2. Tinta warna khusus diaduk di lokasi percetakan dari beberapa macam tinta dasar (basic inks). Proses
pencampuran bisa dilakukan oleh staf pabrik tinta yang diperbantukan atau oleh karyawan percetakan
yang terlatih, dalam hal ini kita paham bahwa keterbatasan aneka tinta dasar dan kimia pendukung,
peralatan pencampuran, peralatan pengukuran serta kondisi ruang pencampuran.

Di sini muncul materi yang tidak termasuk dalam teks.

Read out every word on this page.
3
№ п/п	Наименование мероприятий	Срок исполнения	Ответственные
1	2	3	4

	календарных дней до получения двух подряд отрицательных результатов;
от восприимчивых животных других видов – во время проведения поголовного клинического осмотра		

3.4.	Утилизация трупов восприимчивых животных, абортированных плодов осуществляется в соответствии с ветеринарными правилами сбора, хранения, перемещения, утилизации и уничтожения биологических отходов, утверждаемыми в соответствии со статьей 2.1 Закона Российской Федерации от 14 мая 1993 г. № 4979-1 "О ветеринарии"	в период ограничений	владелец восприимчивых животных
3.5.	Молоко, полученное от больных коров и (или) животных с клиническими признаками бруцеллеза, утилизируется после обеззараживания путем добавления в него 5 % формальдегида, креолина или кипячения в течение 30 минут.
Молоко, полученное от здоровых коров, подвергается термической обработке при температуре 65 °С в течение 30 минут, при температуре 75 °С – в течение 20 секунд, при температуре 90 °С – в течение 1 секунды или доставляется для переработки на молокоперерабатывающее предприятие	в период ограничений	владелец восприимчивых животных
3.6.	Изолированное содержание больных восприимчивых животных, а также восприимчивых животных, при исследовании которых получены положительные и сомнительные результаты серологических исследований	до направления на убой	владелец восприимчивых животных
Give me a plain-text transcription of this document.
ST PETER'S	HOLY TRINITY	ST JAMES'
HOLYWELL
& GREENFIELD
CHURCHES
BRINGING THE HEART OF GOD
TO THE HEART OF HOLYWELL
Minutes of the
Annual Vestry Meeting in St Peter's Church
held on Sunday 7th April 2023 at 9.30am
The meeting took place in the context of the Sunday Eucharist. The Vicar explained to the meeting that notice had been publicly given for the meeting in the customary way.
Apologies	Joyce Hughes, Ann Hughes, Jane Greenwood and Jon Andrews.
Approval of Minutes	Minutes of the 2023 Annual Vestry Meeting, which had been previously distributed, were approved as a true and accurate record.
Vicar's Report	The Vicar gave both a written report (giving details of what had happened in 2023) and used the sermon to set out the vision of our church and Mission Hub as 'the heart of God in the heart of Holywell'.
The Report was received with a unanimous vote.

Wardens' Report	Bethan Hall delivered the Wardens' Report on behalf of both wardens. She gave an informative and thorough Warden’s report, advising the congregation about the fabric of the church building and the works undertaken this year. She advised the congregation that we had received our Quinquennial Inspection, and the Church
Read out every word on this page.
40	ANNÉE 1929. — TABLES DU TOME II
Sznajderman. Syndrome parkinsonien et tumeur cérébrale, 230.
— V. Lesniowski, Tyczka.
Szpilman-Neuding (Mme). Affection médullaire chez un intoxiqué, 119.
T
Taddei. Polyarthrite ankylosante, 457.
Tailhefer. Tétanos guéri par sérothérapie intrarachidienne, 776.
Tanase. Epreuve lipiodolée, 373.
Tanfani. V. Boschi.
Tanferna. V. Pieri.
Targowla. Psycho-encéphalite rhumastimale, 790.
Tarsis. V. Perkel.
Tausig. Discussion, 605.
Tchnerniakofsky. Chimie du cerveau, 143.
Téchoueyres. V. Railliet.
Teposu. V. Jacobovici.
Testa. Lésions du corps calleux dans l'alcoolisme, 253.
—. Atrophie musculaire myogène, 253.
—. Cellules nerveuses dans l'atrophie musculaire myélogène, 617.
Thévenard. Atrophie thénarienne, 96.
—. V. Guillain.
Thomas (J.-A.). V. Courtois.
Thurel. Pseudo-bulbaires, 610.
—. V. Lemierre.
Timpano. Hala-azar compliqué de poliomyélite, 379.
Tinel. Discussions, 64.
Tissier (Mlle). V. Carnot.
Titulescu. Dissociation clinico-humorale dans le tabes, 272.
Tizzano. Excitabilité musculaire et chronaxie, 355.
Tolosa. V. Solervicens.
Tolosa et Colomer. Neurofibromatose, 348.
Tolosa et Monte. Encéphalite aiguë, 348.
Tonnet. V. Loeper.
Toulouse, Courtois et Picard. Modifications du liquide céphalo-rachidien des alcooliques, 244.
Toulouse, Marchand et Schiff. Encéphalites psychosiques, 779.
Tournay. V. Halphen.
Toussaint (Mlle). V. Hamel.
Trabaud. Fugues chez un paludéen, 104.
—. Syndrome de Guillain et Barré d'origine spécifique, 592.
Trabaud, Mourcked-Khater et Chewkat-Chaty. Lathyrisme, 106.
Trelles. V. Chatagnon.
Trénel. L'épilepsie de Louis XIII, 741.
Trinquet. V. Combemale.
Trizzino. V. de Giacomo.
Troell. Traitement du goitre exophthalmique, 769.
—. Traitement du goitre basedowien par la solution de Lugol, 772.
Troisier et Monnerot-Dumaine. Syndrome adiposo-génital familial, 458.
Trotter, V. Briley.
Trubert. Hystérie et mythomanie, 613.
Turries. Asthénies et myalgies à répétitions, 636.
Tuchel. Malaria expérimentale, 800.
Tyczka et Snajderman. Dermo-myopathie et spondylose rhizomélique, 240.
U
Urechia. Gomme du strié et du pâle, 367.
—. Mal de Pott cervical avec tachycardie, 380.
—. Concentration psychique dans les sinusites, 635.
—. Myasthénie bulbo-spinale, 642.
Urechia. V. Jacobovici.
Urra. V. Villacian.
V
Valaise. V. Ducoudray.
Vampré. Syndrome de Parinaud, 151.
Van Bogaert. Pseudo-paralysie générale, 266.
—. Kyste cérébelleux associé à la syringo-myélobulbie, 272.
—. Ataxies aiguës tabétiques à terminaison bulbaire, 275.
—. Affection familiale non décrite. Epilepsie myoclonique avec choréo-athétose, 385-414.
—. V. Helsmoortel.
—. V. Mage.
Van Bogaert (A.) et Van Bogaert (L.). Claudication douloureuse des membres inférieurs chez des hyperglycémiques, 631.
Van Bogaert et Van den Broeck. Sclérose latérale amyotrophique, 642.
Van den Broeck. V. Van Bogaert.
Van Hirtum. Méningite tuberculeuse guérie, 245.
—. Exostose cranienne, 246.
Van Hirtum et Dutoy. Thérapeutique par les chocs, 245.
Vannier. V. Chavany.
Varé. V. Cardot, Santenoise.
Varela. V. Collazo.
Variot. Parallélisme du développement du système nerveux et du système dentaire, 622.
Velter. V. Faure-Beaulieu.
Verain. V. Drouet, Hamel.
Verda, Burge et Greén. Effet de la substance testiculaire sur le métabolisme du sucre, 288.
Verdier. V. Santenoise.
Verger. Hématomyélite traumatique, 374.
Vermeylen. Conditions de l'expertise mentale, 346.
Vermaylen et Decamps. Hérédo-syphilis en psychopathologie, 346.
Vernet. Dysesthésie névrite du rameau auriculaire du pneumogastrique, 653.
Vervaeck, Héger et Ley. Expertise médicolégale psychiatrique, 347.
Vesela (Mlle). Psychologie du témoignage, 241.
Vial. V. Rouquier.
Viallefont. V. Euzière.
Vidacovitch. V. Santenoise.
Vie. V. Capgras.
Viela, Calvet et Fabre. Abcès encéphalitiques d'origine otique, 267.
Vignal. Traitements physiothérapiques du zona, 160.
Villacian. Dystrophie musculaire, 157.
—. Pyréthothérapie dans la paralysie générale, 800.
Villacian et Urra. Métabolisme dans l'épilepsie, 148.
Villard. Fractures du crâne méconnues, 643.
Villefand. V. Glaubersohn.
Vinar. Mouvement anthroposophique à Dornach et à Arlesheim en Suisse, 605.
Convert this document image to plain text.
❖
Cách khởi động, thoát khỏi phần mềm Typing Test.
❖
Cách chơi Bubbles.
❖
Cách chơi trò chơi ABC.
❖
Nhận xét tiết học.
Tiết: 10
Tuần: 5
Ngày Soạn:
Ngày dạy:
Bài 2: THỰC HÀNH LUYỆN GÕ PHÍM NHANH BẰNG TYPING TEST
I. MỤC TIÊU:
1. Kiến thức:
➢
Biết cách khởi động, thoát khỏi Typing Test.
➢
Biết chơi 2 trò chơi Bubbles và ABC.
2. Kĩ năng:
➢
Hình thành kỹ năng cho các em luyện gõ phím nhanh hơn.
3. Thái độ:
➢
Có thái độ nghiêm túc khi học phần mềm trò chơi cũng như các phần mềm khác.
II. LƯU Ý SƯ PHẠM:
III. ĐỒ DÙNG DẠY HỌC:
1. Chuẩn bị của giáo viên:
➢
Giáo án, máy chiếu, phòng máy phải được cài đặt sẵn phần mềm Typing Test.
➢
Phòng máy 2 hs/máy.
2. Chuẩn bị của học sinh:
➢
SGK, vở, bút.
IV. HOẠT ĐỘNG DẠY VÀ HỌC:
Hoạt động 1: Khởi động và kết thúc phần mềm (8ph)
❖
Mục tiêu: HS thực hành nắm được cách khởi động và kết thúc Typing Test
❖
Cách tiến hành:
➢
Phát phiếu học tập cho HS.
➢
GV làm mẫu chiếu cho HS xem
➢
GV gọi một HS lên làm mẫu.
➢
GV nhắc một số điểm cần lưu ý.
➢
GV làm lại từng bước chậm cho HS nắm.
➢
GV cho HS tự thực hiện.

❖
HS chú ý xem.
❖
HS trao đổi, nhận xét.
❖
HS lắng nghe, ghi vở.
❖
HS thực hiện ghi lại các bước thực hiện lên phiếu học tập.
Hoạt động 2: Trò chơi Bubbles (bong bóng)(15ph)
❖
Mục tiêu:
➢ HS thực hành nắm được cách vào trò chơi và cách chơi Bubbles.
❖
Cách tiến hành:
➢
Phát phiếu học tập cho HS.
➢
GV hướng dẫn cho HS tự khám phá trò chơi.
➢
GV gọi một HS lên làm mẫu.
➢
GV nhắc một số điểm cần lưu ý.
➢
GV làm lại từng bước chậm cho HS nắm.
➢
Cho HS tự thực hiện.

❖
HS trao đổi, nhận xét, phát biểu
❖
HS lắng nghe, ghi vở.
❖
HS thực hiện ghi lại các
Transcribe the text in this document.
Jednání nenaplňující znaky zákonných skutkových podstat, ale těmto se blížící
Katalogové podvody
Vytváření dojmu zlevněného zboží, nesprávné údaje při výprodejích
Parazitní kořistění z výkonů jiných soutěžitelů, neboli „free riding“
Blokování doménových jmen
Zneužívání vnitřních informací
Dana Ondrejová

Dua deret warna tersebut dicetak dengan komposisi Cyan dan Yellow yang sama, tetapi dicetak dengan tinta Yellow yang
berbeda, pada deret bawah tinta Yellow sedikit lebih pekat dari pada tinta Yellow yang dipakai mencetak deret atas.
Meskipun demikian kedua proses pembuatan tinta warna khusus tersebut diatas yang sama-sama
mencocokan warna hanya pada warna solid (pencocokan warna khusus dengan beberapa variasi
ketebalan tinta) dan kadang-kadang dilengkapi dengan menumpuk tinta diatas warna hitam, belum
mampu memberikan informasi bagaimana hasil cetak apabila diaplikasikan pada warna turunan
(tint/gradient) dan warna tumpukan (overprint) yang tepat.
Ini berkaitan dengan sifat tinta dan kondisi pencetakan yang mempengaruhi nilai TVI, apabila pada
pencetakan warna khusus yang sama terjadi nilai TVI berbeda maka tampilan warna turunannya akan
berbeda juga. Demikian juga dengan sifat tembus tinta dan kondisi pencetakan (ink trapping) yang
berbeda akan menghasilkan cetakan warna tumpukan yang berbeda.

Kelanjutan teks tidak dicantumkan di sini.